Sposare o meno una determinata persona è una scelta personale, non sindacabile, e se il rapporto si riferisce solo a loro due sono favorevole anche al divorzio istantaneo. Arrivederci e grazie. Ma mettere al mondo un figlio, pur non essendo sempre una scelta, è sempre un atto che cambia la vita ed accende responsabilità non estinguibili. E’ la tutela del minore a rendere indispensabile la presenza del giudice ed impossibile la risoluzione del matrimonio come se fosse un fatto meramente privato.
La natura impone che il figlio sia dei due genitori, la legge prova a far sì che li conservi anche quando si dividono. Sarebbe giusto e bello, se non fosse che i due possono trovarsi in una condizione di non esauribile conflitto, che uno o entrambe abbiano desiderio di rivalsa, che la partita economica sia rilevante e non per l’entità del patrimonio da spartire, ma per la miseria con cui ora mantenere due nuclei familiari. Questi sono gli ingredienti che avvelenano il giusto principio dell’affido condiviso. I giudici che operano direttamente nel vivo di questi conflitti tendono ad aggirare l’ostacolo aggirando la legge, ed affidando i figli ad un solo genitore, quasi sempre la madre.
Molti padri per questo protestano, ed hanno ragione. Ma segnalo anche che, a titolo d’esempio, in quel di Roma il sessanta per cento delle separazioni sono consensuali e che i due si presentano davanti al giudice avendo già stabilito che i figli staranno con la madre. Quei padri hanno ragione, lo ripeto, e non è un loro problema, ma un nostro problema collettivo il fatto che molti, invece, di fare il padre proprio non hanno voglia.

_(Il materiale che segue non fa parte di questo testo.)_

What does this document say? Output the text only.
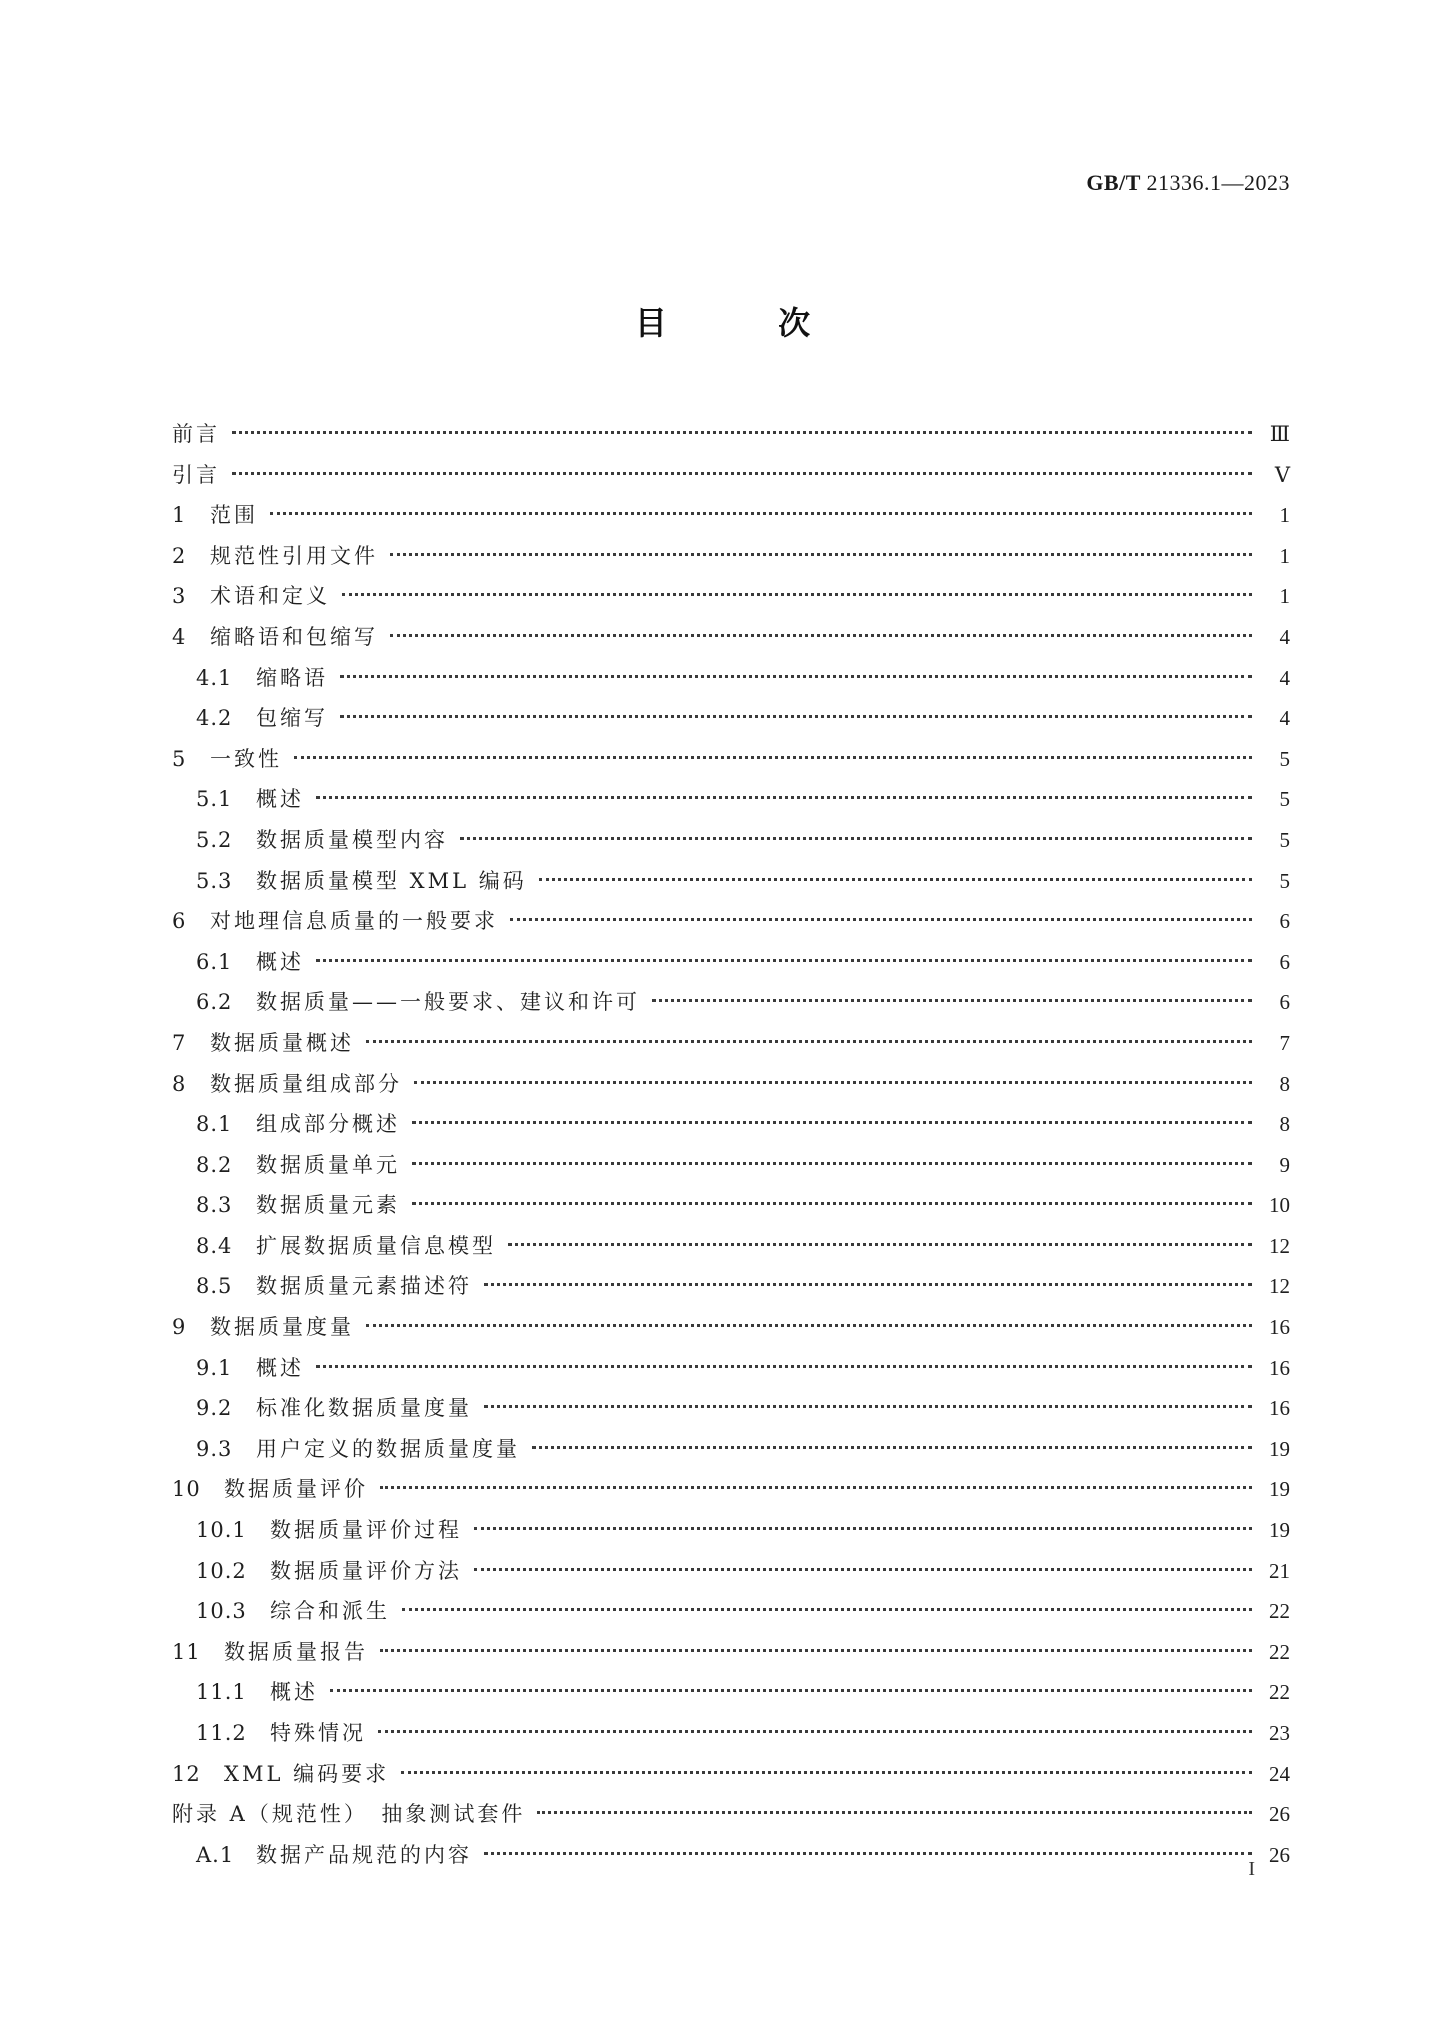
GB/T 21336.1—2023
目 次
前言	Ⅲ
引言	Ⅴ
1	范围	1
2	规范性引用文件	1
3	术语和定义	1
4	缩略语和包缩写	4
4.1	缩略语	4
4.2	包缩写	4
5	一致性	5
5.1	概述	5
5.2	数据质量模型内容	5
5.3	数据质量模型 XML 编码	5
6	对地理信息质量的一般要求	6
6.1	概述	6
6.2	数据质量——一般要求、建议和许可	6
7	数据质量概述	7
8	数据质量组成部分	8
8.1	组成部分概述	8
8.2	数据质量单元	9
8.3	数据质量元素	10
8.4	扩展数据质量信息模型	12
8.5	数据质量元素描述符	12
9	数据质量度量	16
9.1	概述	16
9.2	标准化数据质量度量	16
9.3	用户定义的数据质量度量	19
10	数据质量评价	19
10.1	数据质量评价过程	19
10.2	数据质量评价方法	21
10.3	综合和派生	22
11	数据质量报告	22
11.1	概述	22
11.2	特殊情况	23
12	XML 编码要求	24
附录 A（规范性）　抽象测试套件	26
A.1	数据产品规范的内容	26
I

Il Parlamento prende ora in esame la possibilità di cambiare la legge. Dopo solo un anno, e già questo segnala come il nostro diritto stia divenendo un’immensa sabbia mobile. Ma non basta, perché nel ribadire la bontà dell’affidamento congiunto il legislatore sembrerebbe intenzionato a legittimare anche i nonni, offrendo loro la possibilità di accedere ai giudici per rivendicare i loro diritti ed il loro ruolo. Questo, lo si sappia, già avviene, nei casi in cui è fondata e rilevante la lamentela, ma ulteriormente specificarlo nella legge è follia, perché alla fine questi ragazzi avranno un solo punto di riferimento: il giudice.
Già, perché sarà il giudice la figura saggia ed equanime. Sarà il giudice il vero nonno. I nonni naturali entreranno a far parte della giostra demenziale che ruota attorno al minore, disputandosene il tempo e cercando di sborsare meno quattrini possibile. Mentre i genitori naturali, con l’ingresso dei nonni in giudizio, torneranno ad essere non più gli adulti che compiono scelte e se ne assumono le responsabilità, ma dei minorenni mentali, dei colleghi dei figli, come loro dipendenti dal giudice.
L’errore di partenza, il passo sbagliato che muove il tutto verso quest’obbrobrio, è pensare che la legge e la giurisprudenza siano in grado di cancellare il male ed il dolore dalla terra. Così come un matrimonio è gioioso, una separazione è dolorosa. Se coinvolge dei minori è dolorosissima e chi l’affronta ha, evidentemente, scelto fra due mali. Nessuna legge potrà mai alleggerire questo peso. Si tratta solo di evitare di aumentarlo e di non gettare i bambini nel frullatore giudiziario.